Each year, Holborn tracks the price changes achieved for its client base for Mid-Year placements. The below information includes renewals from April 1 – July 1, 2018.
On average, Holborn’s clients achieved a 4% risk-adjusted price decrease for “Loss Free or Profitable” treaties – both working layer and catastrophe. The Lloyd’s market offered the most resistance to reductions. However, shares from any declinations or reductions from incumbent markets was filled by new capacity. Market support detailed below by each color indicating increased support (green), flat capacity (yellow), and decreases (red), year-over-year.
The significant catastrophe losses of 2017 (i.e., Irma, Harvey, Maria, wildfires) were largely viewed as tail events, with long payback periods priced into renewals by reinsurers, given abundant capital in the market.

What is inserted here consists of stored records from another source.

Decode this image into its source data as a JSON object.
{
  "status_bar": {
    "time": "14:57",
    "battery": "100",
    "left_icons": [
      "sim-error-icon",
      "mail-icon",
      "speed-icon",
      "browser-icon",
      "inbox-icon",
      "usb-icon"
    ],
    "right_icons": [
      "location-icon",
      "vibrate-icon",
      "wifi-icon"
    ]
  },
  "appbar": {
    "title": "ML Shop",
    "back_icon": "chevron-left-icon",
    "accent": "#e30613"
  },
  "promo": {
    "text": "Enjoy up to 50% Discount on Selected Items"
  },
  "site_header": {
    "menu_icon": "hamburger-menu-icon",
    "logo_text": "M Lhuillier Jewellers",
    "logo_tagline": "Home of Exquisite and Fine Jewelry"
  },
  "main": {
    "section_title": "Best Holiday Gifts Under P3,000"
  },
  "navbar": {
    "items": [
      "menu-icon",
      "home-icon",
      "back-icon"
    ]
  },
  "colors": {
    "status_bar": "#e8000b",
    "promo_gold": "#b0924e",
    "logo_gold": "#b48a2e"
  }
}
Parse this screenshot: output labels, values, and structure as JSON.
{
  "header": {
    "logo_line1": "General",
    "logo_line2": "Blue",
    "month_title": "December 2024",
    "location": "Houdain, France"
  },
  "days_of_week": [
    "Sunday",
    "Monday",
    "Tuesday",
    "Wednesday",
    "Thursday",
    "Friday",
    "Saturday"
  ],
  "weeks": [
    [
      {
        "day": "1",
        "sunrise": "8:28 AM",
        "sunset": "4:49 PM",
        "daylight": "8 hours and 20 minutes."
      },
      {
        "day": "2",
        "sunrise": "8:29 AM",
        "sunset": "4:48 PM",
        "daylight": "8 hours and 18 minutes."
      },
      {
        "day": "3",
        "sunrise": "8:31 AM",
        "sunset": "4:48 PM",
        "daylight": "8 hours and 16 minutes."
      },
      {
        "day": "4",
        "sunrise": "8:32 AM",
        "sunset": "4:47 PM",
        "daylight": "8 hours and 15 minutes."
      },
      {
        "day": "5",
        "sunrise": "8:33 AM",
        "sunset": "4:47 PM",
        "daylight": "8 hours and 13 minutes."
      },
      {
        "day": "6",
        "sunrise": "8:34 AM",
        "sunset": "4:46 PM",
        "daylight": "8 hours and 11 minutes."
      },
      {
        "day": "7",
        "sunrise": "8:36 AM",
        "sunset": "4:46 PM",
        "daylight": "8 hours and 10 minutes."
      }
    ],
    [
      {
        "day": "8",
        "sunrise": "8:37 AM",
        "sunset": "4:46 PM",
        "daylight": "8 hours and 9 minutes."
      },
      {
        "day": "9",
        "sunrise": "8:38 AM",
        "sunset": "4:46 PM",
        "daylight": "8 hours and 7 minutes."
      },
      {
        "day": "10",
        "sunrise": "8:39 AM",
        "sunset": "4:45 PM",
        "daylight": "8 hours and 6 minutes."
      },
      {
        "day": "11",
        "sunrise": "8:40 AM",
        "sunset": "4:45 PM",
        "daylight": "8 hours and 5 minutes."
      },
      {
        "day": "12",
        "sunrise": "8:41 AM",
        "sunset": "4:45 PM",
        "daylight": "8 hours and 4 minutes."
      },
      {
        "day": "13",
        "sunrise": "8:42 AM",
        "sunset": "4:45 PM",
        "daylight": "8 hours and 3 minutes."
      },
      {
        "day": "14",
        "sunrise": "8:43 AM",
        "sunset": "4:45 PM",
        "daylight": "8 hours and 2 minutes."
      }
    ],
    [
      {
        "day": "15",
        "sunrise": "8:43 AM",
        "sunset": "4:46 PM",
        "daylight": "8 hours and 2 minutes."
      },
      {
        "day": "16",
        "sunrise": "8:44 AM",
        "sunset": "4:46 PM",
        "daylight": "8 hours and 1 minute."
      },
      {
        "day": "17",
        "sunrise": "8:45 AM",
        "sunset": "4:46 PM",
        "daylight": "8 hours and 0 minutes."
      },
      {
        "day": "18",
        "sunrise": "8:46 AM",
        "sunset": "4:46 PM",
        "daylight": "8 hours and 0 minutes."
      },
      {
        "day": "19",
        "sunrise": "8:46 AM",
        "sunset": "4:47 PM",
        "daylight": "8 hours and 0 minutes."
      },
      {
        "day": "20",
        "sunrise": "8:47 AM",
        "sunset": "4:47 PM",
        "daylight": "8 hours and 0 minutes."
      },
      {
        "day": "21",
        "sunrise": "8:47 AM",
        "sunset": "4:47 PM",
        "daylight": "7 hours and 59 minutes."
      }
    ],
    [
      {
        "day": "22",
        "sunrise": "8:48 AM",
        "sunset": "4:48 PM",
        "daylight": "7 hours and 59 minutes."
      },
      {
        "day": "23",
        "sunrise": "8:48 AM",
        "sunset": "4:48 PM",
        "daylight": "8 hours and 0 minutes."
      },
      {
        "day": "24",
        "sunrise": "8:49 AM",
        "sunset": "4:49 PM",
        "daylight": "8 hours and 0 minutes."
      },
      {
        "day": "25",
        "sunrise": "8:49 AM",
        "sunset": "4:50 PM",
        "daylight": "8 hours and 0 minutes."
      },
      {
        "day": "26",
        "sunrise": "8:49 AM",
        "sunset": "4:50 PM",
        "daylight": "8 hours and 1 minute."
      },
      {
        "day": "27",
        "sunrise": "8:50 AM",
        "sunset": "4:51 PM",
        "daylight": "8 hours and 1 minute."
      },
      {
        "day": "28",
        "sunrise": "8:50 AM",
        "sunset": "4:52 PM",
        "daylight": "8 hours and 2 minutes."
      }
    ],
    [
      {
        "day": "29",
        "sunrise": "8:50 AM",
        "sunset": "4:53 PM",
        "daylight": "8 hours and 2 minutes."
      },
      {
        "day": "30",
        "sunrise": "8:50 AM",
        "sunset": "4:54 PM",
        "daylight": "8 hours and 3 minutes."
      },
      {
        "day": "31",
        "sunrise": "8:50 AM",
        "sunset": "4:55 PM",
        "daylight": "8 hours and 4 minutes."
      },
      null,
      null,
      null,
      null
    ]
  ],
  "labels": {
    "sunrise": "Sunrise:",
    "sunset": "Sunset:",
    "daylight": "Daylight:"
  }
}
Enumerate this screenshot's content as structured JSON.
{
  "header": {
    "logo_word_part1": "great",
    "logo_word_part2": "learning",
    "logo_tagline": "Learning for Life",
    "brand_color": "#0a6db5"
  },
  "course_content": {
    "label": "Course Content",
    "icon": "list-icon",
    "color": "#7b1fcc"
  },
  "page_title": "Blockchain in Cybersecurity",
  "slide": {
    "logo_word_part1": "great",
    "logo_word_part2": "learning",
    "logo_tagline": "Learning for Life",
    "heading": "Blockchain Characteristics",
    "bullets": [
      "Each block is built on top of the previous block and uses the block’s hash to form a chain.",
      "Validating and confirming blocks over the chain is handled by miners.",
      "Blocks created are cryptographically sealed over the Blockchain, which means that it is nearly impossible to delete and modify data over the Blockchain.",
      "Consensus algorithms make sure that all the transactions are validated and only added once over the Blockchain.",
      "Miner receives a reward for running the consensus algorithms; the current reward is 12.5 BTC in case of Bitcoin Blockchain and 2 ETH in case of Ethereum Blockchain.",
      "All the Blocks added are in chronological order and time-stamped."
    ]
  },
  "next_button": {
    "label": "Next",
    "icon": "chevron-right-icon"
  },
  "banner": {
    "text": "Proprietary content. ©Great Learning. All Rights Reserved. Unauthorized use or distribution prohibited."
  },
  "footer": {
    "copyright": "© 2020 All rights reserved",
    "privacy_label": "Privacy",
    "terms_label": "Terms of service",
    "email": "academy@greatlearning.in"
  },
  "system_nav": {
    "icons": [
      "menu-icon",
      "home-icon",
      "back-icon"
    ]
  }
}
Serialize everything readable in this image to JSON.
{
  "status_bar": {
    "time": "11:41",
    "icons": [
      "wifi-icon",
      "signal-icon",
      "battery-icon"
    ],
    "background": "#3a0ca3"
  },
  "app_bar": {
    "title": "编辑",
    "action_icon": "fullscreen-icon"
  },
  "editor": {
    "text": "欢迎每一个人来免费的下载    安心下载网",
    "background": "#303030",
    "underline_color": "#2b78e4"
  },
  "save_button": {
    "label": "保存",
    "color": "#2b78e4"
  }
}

Year-end 2017 capital increased, despite $136Bn of global insured cat losses, due to:
- Capital market investor appetite remains strong
- Prior year reserve development is favorable
- Investment returns are strong
- Primary carriers retained a disproportionate share of loss
Trends in contract conditions included expansion of Hours Clauses, including reinstatement in the same event. In addition, more layers were placed with prepaid reinstatements. Reinsurers showed support of clients by fine-tuning exclusion lists and increasing sub-limits.